American comic actress (1903–1979)

Beatriz Escalona Pérez (August 20, 1903 – April 4, 1979), also known by the stage name La Chata Noloesca, was an American comic actress whose career in Spanish-language vaudeville spanned more than four decades from the 1920s through the 1950s. She is known for creating the comic persona of la peladita “La Chata,” an underdog, fast-talking character that could survive and ironically come out ahead in any situation. Escalona formed and managed several successful vaudeville companies that performed in San Antonio, Los Angeles, Miami, New York, and other cities in the United States, Cuba, and Mexico.

== Early years ==
Escalona was born in San Antonio, Texas, on Medina Street, near the depot for the Missouri Pacific Railroad. Her father died when she was young, so she was raised by her mother, who started a business serving food to train passengers. Her first encounters with the theater took place during extended stays with relatives in Monterrey, Mexico. They lived near the Teatro Independencia, which was frequented by numerous traveling companies.

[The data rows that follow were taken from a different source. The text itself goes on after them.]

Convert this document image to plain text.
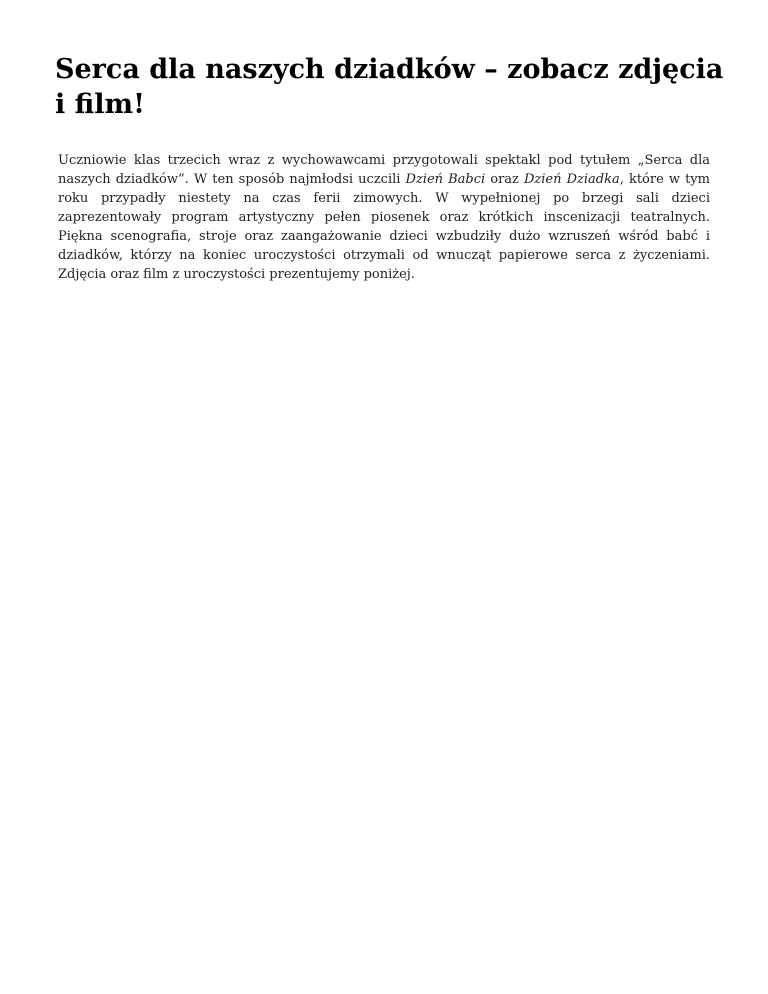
Serca dla naszych dziadków – zobacz zdjęcia i film!

Uczniowie klas trzecich wraz z wychowawcami przygotowali spektakl pod tytułem „Serca dla naszych dziadków”. W ten sposób najmłodsi uczcili Dzień Babci oraz Dzień Dziadka, które w tym roku przypadły niestety na czas ferii zimowych. W wypełnionej po brzegi sali dzieci zaprezentowały program artystyczny pełen piosenek oraz krótkich inscenizacji teatralnych. Piękna scenografia, stroje oraz zaangażowanie dzieci wzbudziły dużo wzruszeń wśród babć i dziadków, którzy na koniec uroczystości otrzymali od wnucząt papierowe serca z życzeniami. Zdjęcia oraz film z uroczystości prezentujemy poniżej.
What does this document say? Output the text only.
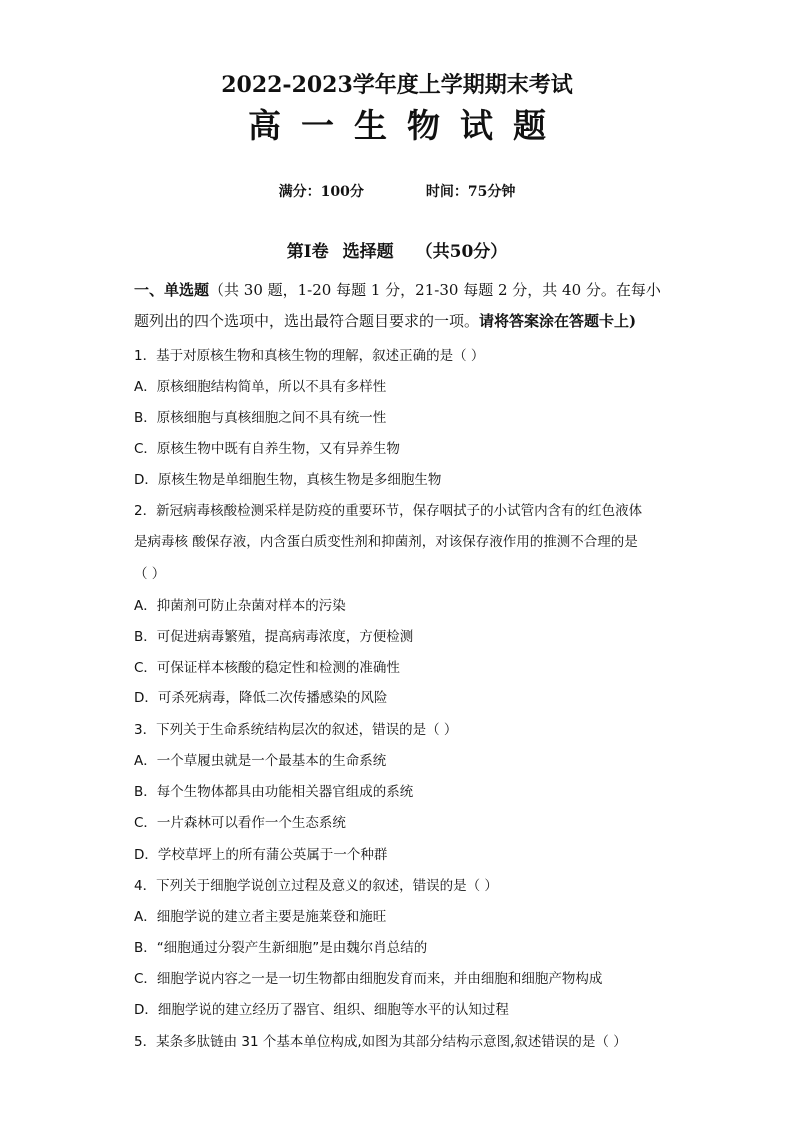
2022-2023学年度上学期期末考试
高一生物试题
满分：100分	时间：75分钟
第Ⅰ卷 选择题 （共50分）
一、单选题（共 30 题，1-20 每题 1 分，21-30 每题 2 分，共 40 分。在每小题列出的四个选项中，选出最符合题目要求的一项。请将答案涂在答题卡上)
1．基于对原核生物和真核生物的理解，叙述正确的是（ ）
A．原核细胞结构简单，所以不具有多样性
B．原核细胞与真核细胞之间不具有统一性
C．原核生物中既有自养生物，又有异养生物
D．原核生物是单细胞生物，真核生物是多细胞生物
2．新冠病毒核酸检测采样是防疫的重要环节，保存咽拭子的小试管内含有的红色液体
是病毒核 酸保存液，内含蛋白质变性剂和抑菌剂，对该保存液作用的推测不合理的是
（ ）
A．抑菌剂可防止杂菌对样本的污染
B．可促进病毒繁殖，提高病毒浓度，方便检测
C．可保证样本核酸的稳定性和检测的准确性
D．可杀死病毒，降低二次传播感染的风险
3．下列关于生命系统结构层次的叙述，错误的是（ ）
A．一个草履虫就是一个最基本的生命系统
B．每个生物体都具由功能相关器官组成的系统
C．一片森林可以看作一个生态系统
D．学校草坪上的所有蒲公英属于一个种群
4．下列关于细胞学说创立过程及意义的叙述，错误的是（ ）
A．细胞学说的建立者主要是施莱登和施旺
B．“细胞通过分裂产生新细胞”是由魏尔肖总结的
C．细胞学说内容之一是一切生物都由细胞发育而来，并由细胞和细胞产物构成
D．细胞学说的建立经历了器官、组织、细胞等水平的认知过程
5．某条多肽链由 31 个基本单位构成,如图为其部分结构示意图,叙述错误的是（ ）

According to scholar Tomás Ybarra-Frausto, Escalona "sat entranced through programs of drama, melodrama, zarzuela, and revista. [She] developed such an abiding passion for the stage that when funds were not available for admission, she created small bouquets of domestic flowers from her relatives' garden, selling them in order to buy the cheapest seats in the galería."

To continue her passion for theater back in San Antonio, and to help support her widowed mother, Escalona began working part-time as an usher at the Teatro Zaragosa. When she was sixteen, she moved to a better position at the Teatro Nacional in the downtown area. One of the headlining acts was a variety company called Los Hermanos Areu, and one of the brothers, José, fell in love with Escalona and the two were married. She was invited to join the troupe, and, under the tutelage of the brothers, trained as an actress, singer, dancer, and comedienne. In 1920, at the age of eighteen, she made her stage debut at the Teatro Colón in El Paso, Texas.

== Career ==

=== Early career ===
The Areu family was of Spanish-Cuban heritage, and they were an important troupe on the Spanish-language vaudeville and zarzuela circuit in the Southwest, touring Mexico and the Southwest throughout the 1920s. By 1930 Beatriz was known as “La Chata Noloesca,” the comic underdog character she created, and she had separated from her husband and created her own vaudeville company, Atracciones Noloesca.

=== Compania Mexicana ===
In 1936, Escalona formed a new vaudeville company primarily made up of women from San Antonio, and in 1938 the Compania Mexicana began performing throughout the United States in cities where the Hispanic populations could support live theater. Escalona's idea to was to bring Mexican variety acts to Latino communities, and the company had considerable success in Tampa, Miami, and Cuba. In 1941 following well-received performances in Chicago, the troupe went to New York, where they played various theaters and worked in radio and television.